Keluarga Bupati Membantah
Achmad Sardi, ayah dari Bupati Seluma, Tedi Rahman, buru-buru membantah dugaan keterlibatan anaknya.
“Bupati tidak mungkin melakukan itu. Masih ada pemain lama yang ingin merusak tatanan pejabat Seluma. Lapor saja ke APH, jangan takut,” ujarnya.
Ia bahkan menyerukan agar praktik sogok-menyogok dibabat habis.
“Kalau mau maju, KKN harus dihapus. Seluma dan Bengkulu harus bersih,” tegasnya.
LSM P2NAPAS: OTT Jangan Ditunda
Ketua Umum LSM P2NAPAS Indonesia menilai praktik jual beli jabatan adalah bentuk korupsi kelas berat sebagaimana diatur dalam UU Tipikor.
“Korupsi model begini jangan cuma jadi bahan klarifikasi media. Aparat penegak hukum harus turun, lakukan OTT, dan ungkap mafia jabatan di Seluma,” tegasnya.

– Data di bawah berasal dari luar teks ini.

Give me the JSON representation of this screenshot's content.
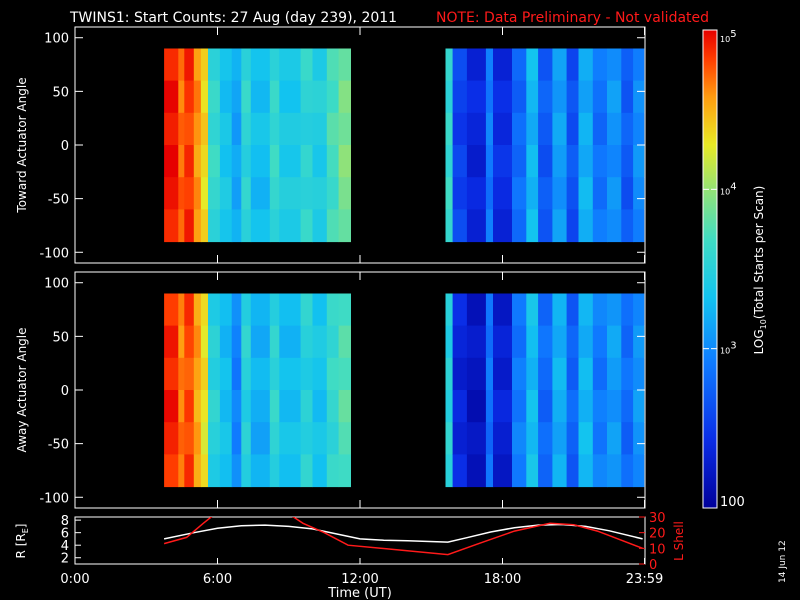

Menurutnya, suap jabatan bukan sekadar merusak sistem birokrasi, tetapi juga menghianati kepercayaan rakyat. ASN kompeten tersingkir, sementara pembeli jabatan dengan uang duduk manis di kursi empuk. Akibatnya: pelayanan publik macet, birokrasi tumpul, dan citra pemerintah semakin tercoreng.
Catatan Redaksi
Pemkab Seluma kini menghadapi ujian serius: berani memberantas mafia jabatan atau sekadar menutupinya dengan klarifikasi manis.
Jika aparat penegak hukum hanya jadi penonton, Seluma akan terus jadi panggung sandiwara, tempat kursi jabatan dilelang untuk mereka yang punya modal.
Keadilan sosial bagi seluruh rakyat tidak akan pernah terwujud bila birokrasi dijadikan pasar gelap jabatan.